Steam al dente, just until potato pieces are cooked though and maybe 30 seconds to a minute more. Put about an inch of water in the bottom of a good pot and cover the pot. Add some salt. Add the potatoes. Add a couple of drops of oil to help keep the potato pieces from sticking to the bottom of the pot and to keep the steaming water from foaming too much. You can see the difference in translucency between an area of potato that is cooked through, and the whiter area that isn't cooked through. If you are going to use fresh hot peppers, add them about 2 minutes before the potatoes finish cooking.

Start cooling off the potatoes by running cold water along the outside of the pot. The water they they were cooked in, at the bottom of the pot, will be thick and syrupy.

Wash a carrot, cut off just enough of the stem end so that the soil that accumulates between the stem and the root, gets cut away. Cut off the thin root tip. Unless the skins are really fresh looking, peel the skins with a carrot-potato peeler.

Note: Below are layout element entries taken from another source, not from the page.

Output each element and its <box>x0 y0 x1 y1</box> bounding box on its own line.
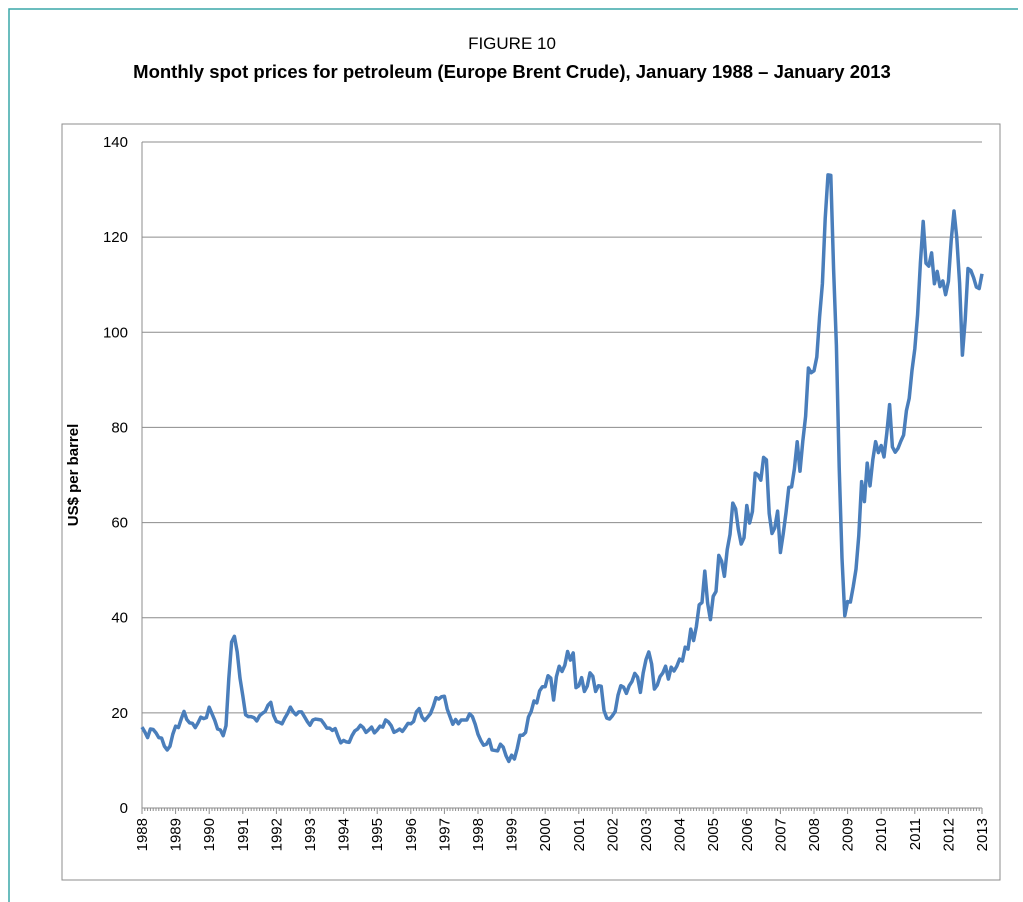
x-tick-label: 2010 <box>873 818 890 851</box>
figure-label: FIGURE 10 <box>468 34 556 53</box>
chart-title: Monthly spot prices for petroleum (Europ… <box>133 61 891 82</box>
x-tick-label: 1994 <box>336 818 353 851</box>
y-tick-label: 120 <box>103 229 128 246</box>
x-tick-label: 1990 <box>201 818 218 851</box>
x-tick-label: 2009 <box>840 818 857 851</box>
y-tick-label: 140 <box>103 134 128 151</box>
x-tick-label: 2004 <box>672 818 689 851</box>
y-tick-label: 80 <box>111 419 128 436</box>
x-tick-label: 2006 <box>739 818 756 851</box>
x-tick-label: 2011 <box>907 818 924 850</box>
chart-frame <box>61 123 1001 881</box>
x-tick-label: 2003 <box>638 818 655 851</box>
x-tick-label: 2008 <box>806 818 823 851</box>
x-tick-label: 1989 <box>168 818 185 851</box>
price-line <box>140 173 984 764</box>
x-tick-label: 1992 <box>268 818 285 851</box>
y-tick-label: 20 <box>111 705 128 722</box>
x-tick-label: 2005 <box>705 818 722 851</box>
x-tick-label: 1991 <box>235 818 252 851</box>
y-axis-label: US$ per barrel <box>65 424 82 527</box>
y-tick-label: 0 <box>120 800 128 817</box>
y-tick-label: 40 <box>111 610 128 627</box>
x-tick-label: 2001 <box>571 818 588 851</box>
x-tick-label: 2000 <box>537 818 554 851</box>
x-tick-label: 1996 <box>403 818 420 851</box>
x-tick-label: 1997 <box>436 818 453 851</box>
x-tick-label: 1998 <box>470 818 487 851</box>
x-tick-label: 2012 <box>940 818 957 851</box>
page-border <box>8 8 1018 902</box>
x-tick-label: 2007 <box>772 818 789 851</box>
x-tick-label: 2002 <box>604 818 621 851</box>
x-tick-label: 1999 <box>504 818 521 851</box>
x-tick-label: 2013 <box>974 818 991 851</box>
x-tick-label: 1988 <box>134 818 151 851</box>
x-tick-label: 1995 <box>369 818 386 851</box>
y-tick-label: 60 <box>111 515 128 532</box>
y-tick-label: 100 <box>103 324 128 341</box>
x-tick-label: 1993 <box>302 818 319 851</box>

Using the grater, grate the carrot into 1-2 centimeter-long shavings. I use the side of the grater with 9 mm holes. It takes only a minute. Rinsing out the grater afterwards takes longer than if you rinse it out right away. Do it right away before the carrots stick. If you don't have a grater you could use the vegetable peel. Just peel and peel, peel the carrot until there is nothing left of it put peels.

Wash and dice the sweet red pepper. Wash and dice the celery stalks. My trick for removing the stem from the sweet pepper is cut around the circumference of the pepper, near the stem, at the part of the pepper where the circumference is largest or almost the largest. Then pull the whole top of the pepper out, by pulling on the stem. If you've cut at the right place, the stem will have very little support, and just pop out of the pepper-top, leaving a ring of pepper. Wash away any soil where the stem was, before you chop up the ring of pepper.

Wash and then coarsely chop the cilantro.

Making sure the potatoes are not hot to the touch, that is, not hot enought to hurt if you leave your finger inside the pot of potatoes, throw the celery, grated carrots, and sweet red pepper into the pot with the potatoes. Add it tiny bit of cayenne pepper flour. Stir.

You can add some carrot juice, or carrot-celery juice, so as to thin out the thick, syrupy water, containing potato starch, that the cool potatoes are sitting in, stirring as you go. Keep an eye on how thick the syrupy glue becomes. You don't want it too thick or too thin. I keep a supply of vegetable juice frozen, to use when needed. It will give the potatoes a nice color as well as add flavor.

Add the sesame oil, add salt to taste, and add the almond butter. The almond butter will thicken the sauce up again. Then mix in the chopped cilantro, to taste.

Let sit for about an hour then serve. If you let it sit longer, like for 4 hours, the water from the vegetables will seep into the sauce and thin it. If it gets too thick, you add a bit more almond butter. Or if you are planning to delay serving, when you first make the sauce make it a bit thicker than would seem to be the right thickness.